Key advantages of LENS LMD technology in metal 3D printing
High Deposition Efficiency
LENS LMD (Laser Engineered Net Shaping – Laser Metal Deposition) enables rapid material buildup with controlled energy input, making it ideal for large or repair-oriented components. It offers higher deposition rates compared to powder bed fusion, allowing faster production of functional near-net-shape parts. This efficiency significantly reduces manufacturing time for aerospace and power generation components that require fast turnaround with high structural integrity.
Repair and Feature Addition Capability
One of the major strengths of LENS LMD is its ability to repair high-value parts or add localized features without remanufacturing the entire component. This is especially valuable for superalloy turbine blades produced via vacuum investment casting or single crystal casting. Instead of full replacement, damaged areas can be rebuilt layer by layer, saving cost and extending part lifecycle.

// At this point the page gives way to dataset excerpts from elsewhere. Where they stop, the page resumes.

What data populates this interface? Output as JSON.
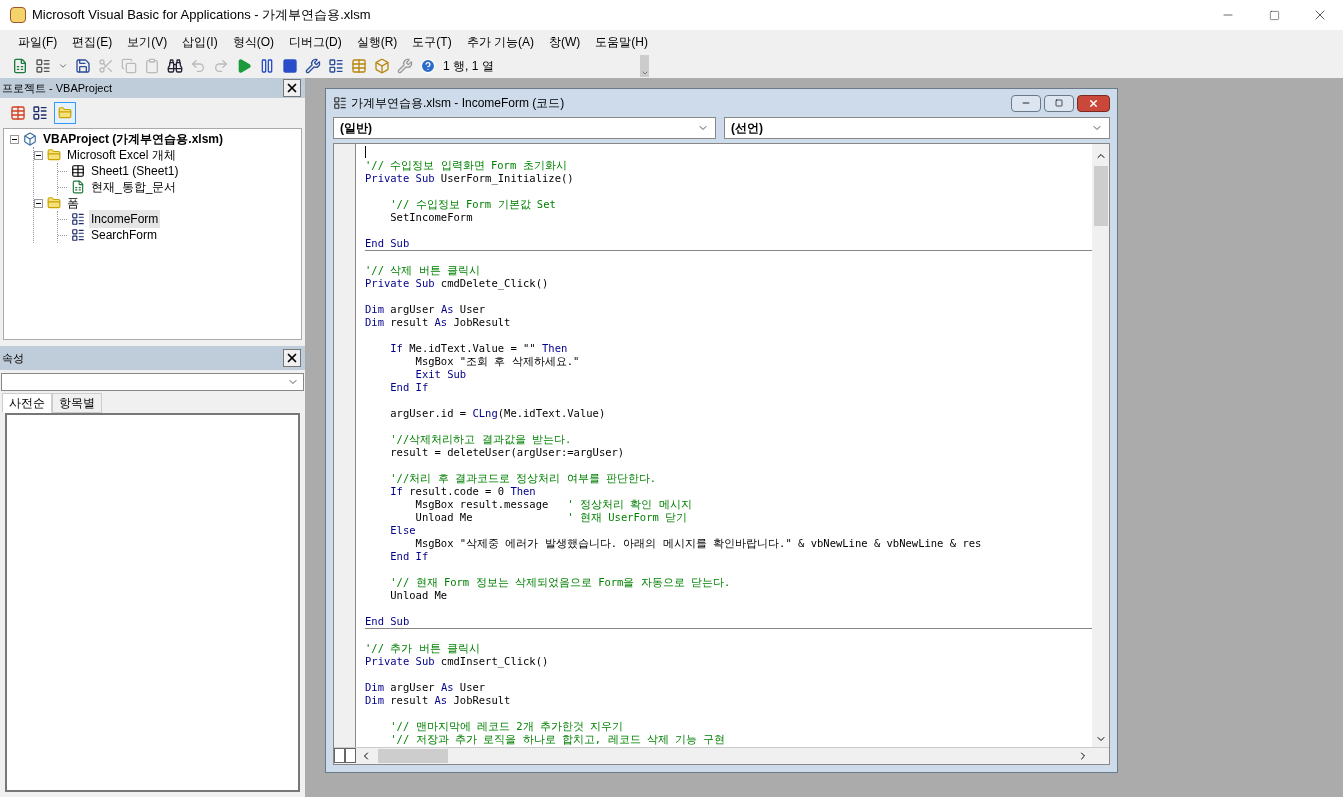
{
  "window": {
    "title": "Microsoft Visual Basic for Applications - 가계부연습용.xlsm"
  },
  "menu": [
    "파일(F)",
    "편집(E)",
    "보기(V)",
    "삽입(I)",
    "형식(O)",
    "디버그(D)",
    "실행(R)",
    "도구(T)",
    "추가 기능(A)",
    "창(W)",
    "도움말(H)"
  ],
  "toolbar": {
    "position": "1 행, 1 열"
  },
  "project_pane": {
    "title": "프로젝트 - VBAProject",
    "tree": [
      {
        "label": "VBAProject (가계부연습용.xlsm)",
        "kind": "project",
        "expanded": true,
        "selected": false,
        "children": [
          {
            "label": "Microsoft Excel 개체",
            "kind": "folder",
            "expanded": true,
            "selected": false,
            "children": [
              {
                "label": "Sheet1 (Sheet1)",
                "kind": "sheet",
                "selected": false
              },
              {
                "label": "현재_통합_문서",
                "kind": "workbook",
                "selected": false
              }
            ]
          },
          {
            "label": "폼",
            "kind": "folder",
            "expanded": true,
            "selected": false,
            "children": [
              {
                "label": "IncomeForm",
                "kind": "form",
                "selected": true
              },
              {
                "label": "SearchForm",
                "kind": "form",
                "selected": false
              }
            ]
          }
        ]
      }
    ]
  },
  "properties_pane": {
    "title": "속성",
    "tabs": [
      {
        "label": "사전순",
        "selected": true
      },
      {
        "label": "항목별",
        "selected": false
      }
    ]
  },
  "code_window": {
    "title": "가계부연습용.xlsm - IncomeForm (코드)",
    "object_combo": "(일반)",
    "procedure_combo": "(선언)",
    "cursor": true,
    "blocks": [
      [
        {
          "segs": [
            {
              "kind": "comment",
              "text": "'// 수입정보 입력화면 Form 초기화시"
            }
          ]
        },
        {
          "segs": [
            {
              "kind": "keyword",
              "text": "Private Sub"
            },
            {
              "kind": "plain",
              "text": " UserForm_Initialize()"
            }
          ],
          "gap_after": true
        },
        {
          "segs": [
            {
              "kind": "comment",
              "text": "    '// 수입정보 Form 기본값 Set"
            }
          ]
        },
        {
          "segs": [
            {
              "kind": "plain",
              "text": "    SetIncomeForm"
            }
          ],
          "gap_after": true
        },
        {
          "segs": [
            {
              "kind": "keyword",
              "text": "End Sub"
            }
          ]
        }
      ],
      [
        {
          "segs": [
            {
              "kind": "comment",
              "text": "'// 삭제 버튼 클릭시"
            }
          ]
        },
        {
          "segs": [
            {
              "kind": "keyword",
              "text": "Private Sub"
            },
            {
              "kind": "plain",
              "text": " cmdDelete_Click()"
            }
          ],
          "gap_after": true
        },
        {
          "segs": [
            {
              "kind": "keyword",
              "text": "Dim"
            },
            {
              "kind": "plain",
              "text": " argUser "
            },
            {
              "kind": "keyword",
              "text": "As"
            },
            {
              "kind": "plain",
              "text": " User"
            }
          ]
        },
        {
          "segs": [
            {
              "kind": "keyword",
              "text": "Dim"
            },
            {
              "kind": "plain",
              "text": " result "
            },
            {
              "kind": "keyword",
              "text": "As"
            },
            {
              "kind": "plain",
              "text": " JobResult"
            }
          ],
          "gap_after": true
        },
        {
          "segs": [
            {
              "kind": "keyword",
              "text": "    If"
            },
            {
              "kind": "plain",
              "text": " Me.idText.Value = \"\" "
            },
            {
              "kind": "keyword",
              "text": "Then"
            }
          ]
        },
        {
          "segs": [
            {
              "kind": "plain",
              "text": "        MsgBox \"조회 후 삭제하세요.\""
            }
          ]
        },
        {
          "segs": [
            {
              "kind": "keyword",
              "text": "        Exit Sub"
            }
          ]
        },
        {
          "segs": [
            {
              "kind": "keyword",
              "text": "    End If"
            }
          ],
          "gap_after": true
        },
        {
          "segs": [
            {
              "kind": "plain",
              "text": "    argUser.id = "
            },
            {
              "kind": "keyword",
              "text": "CLng"
            },
            {
              "kind": "plain",
              "text": "(Me.idText.Value)"
            }
          ],
          "gap_after": true
        },
        {
          "segs": [
            {
              "kind": "comment",
              "text": "    '//삭제처리하고 결과값을 받는다."
            }
          ]
        },
        {
          "segs": [
            {
              "kind": "plain",
              "text": "    result = deleteUser(argUser:=argUser)"
            }
          ],
          "gap_after": true
        },
        {
          "segs": [
            {
              "kind": "comment",
              "text": "    '//처리 후 결과코드로 정상처리 여부를 판단한다."
            }
          ]
        },
        {
          "segs": [
            {
              "kind": "keyword",
              "text": "    If"
            },
            {
              "kind": "plain",
              "text": " result.code = 0 "
            },
            {
              "kind": "keyword",
              "text": "Then"
            }
          ]
        },
        {
          "segs": [
            {
              "kind": "plain",
              "text": "        MsgBox result.message   "
            },
            {
              "kind": "comment",
              "text": "' 정상처리 확인 메시지"
            }
          ]
        },
        {
          "segs": [
            {
              "kind": "plain",
              "text": "        Unload Me               "
            },
            {
              "kind": "comment",
              "text": "' 현재 UserForm 닫기"
            }
          ]
        },
        {
          "segs": [
            {
              "kind": "keyword",
              "text": "    Else"
            }
          ]
        },
        {
          "segs": [
            {
              "kind": "plain",
              "text": "        MsgBox \"삭제중 에러가 발생했습니다. 아래의 메시지를 확인바랍니다.\" & vbNewLine & vbNewLine & res"
            }
          ]
        },
        {
          "segs": [
            {
              "kind": "keyword",
              "text": "    End If"
            }
          ],
          "gap_after": true
        },
        {
          "segs": [
            {
              "kind": "comment",
              "text": "    '// 현재 Form 정보는 삭제되었음으로 Form을 자동으로 닫는다."
            }
          ]
        },
        {
          "segs": [
            {
              "kind": "plain",
              "text": "    Unload Me"
            }
          ],
          "gap_after": true
        },
        {
          "segs": [
            {
              "kind": "keyword",
              "text": "End Sub"
            }
          ]
        }
      ],
      [
        {
          "segs": [
            {
              "kind": "comment",
              "text": "'// 추가 버튼 클릭시"
            }
          ]
        },
        {
          "segs": [
            {
              "kind": "keyword",
              "text": "Private Sub"
            },
            {
              "kind": "plain",
              "text": " cmdInsert_Click()"
            }
          ],
          "gap_after": true
        },
        {
          "segs": [
            {
              "kind": "keyword",
              "text": "Dim"
            },
            {
              "kind": "plain",
              "text": " argUser "
            },
            {
              "kind": "keyword",
              "text": "As"
            },
            {
              "kind": "plain",
              "text": " User"
            }
          ]
        },
        {
          "segs": [
            {
              "kind": "keyword",
              "text": "Dim"
            },
            {
              "kind": "plain",
              "text": " result "
            },
            {
              "kind": "keyword",
              "text": "As"
            },
            {
              "kind": "plain",
              "text": " JobResult"
            }
          ],
          "gap_after": true
        },
        {
          "segs": [
            {
              "kind": "comment",
              "text": "    '// 맨마지막에 레코드 2개 추가한것 지우기"
            }
          ]
        },
        {
          "segs": [
            {
              "kind": "comment",
              "text": "    '// 저장과 추가 로직을 하나로 합치고, 레코드 삭제 기능 구현"
            }
          ]
        }
      ]
    ]
  }
}
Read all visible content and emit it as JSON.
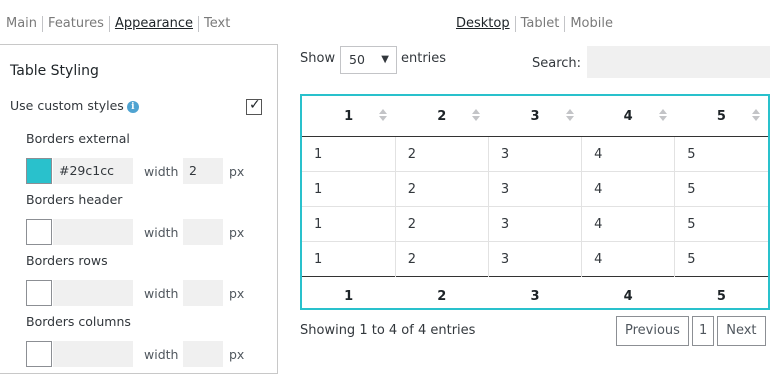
{
  "left_tabs": [
    "Main",
    "Features",
    "Appearance",
    "Text"
  ],
  "left_tabs_active": "Appearance",
  "right_tabs": [
    "Desktop",
    "Tablet",
    "Mobile"
  ],
  "right_tabs_active": "Desktop",
  "panel": {
    "title": "Table Styling",
    "use_custom_styles": {
      "label": "Use custom styles",
      "info_icon": "i",
      "checked": true,
      "check_glyph": "✓"
    },
    "borders_external": {
      "label": "Borders external",
      "color": "#29c1cc",
      "width_label": "width",
      "width_value": "2",
      "unit": "px"
    },
    "borders_header": {
      "label": "Borders header",
      "color": "",
      "width_label": "width",
      "width_value": "",
      "unit": "px"
    },
    "borders_rows": {
      "label": "Borders rows",
      "color": "",
      "width_label": "width",
      "width_value": "",
      "unit": "px"
    },
    "borders_columns": {
      "label": "Borders columns",
      "color": "",
      "width_label": "width",
      "width_value": "",
      "unit": "px"
    }
  },
  "preview": {
    "show_label": "Show",
    "page_length": "50",
    "page_length_arrow": "▼",
    "entries_label": "entries",
    "search_label": "Search:",
    "search_value": "",
    "columns": [
      "1",
      "2",
      "3",
      "4",
      "5"
    ],
    "rows": [
      [
        "1",
        "2",
        "3",
        "4",
        "5"
      ],
      [
        "1",
        "2",
        "3",
        "4",
        "5"
      ],
      [
        "1",
        "2",
        "3",
        "4",
        "5"
      ],
      [
        "1",
        "2",
        "3",
        "4",
        "5"
      ]
    ],
    "footer": [
      "1",
      "2",
      "3",
      "4",
      "5"
    ],
    "info": "Showing 1 to 4 of 4 entries",
    "pager": {
      "previous": "Previous",
      "page": "1",
      "next": "Next"
    }
  },
  "colors": {
    "accent": "#29c1cc",
    "info_icon": "#4fa3d1"
  }
}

Material Flexibility and Superalloy Applicability
LENS LMD supports a wide range of metals, including nickel-based alloys such as Inconel 718, cobalt-based alloys like Stellite 6, and titanium alloys such as Ti-6Al-4V. This makes it highly suitable for high-performance sectors including aerospace and aviation and oil and gas, where temperature resistance and fatigue performance are critical.
Integration With Post-Processes
LMD-produced parts can be seamlessly combined with hot isostatic pressing (HIP) and CNC machining to achieve full densification and precision dimensions. HIP eliminates residual porosity, while CNC machining restores dimensional accuracy and surface finish—allowing final quality to meet aerospace-grade requirements.
Real-Time Process Control
LENS LMD includes in-situ monitoring of melt pool temperature, laser energy, and material flow, enabling real-time control over deposition quality. This reduces production risk and improves consistency of microstructure. When followed by rigorous material testing and analysis, the process ensures mechanical reliability under cyclic load and thermal stress conditions.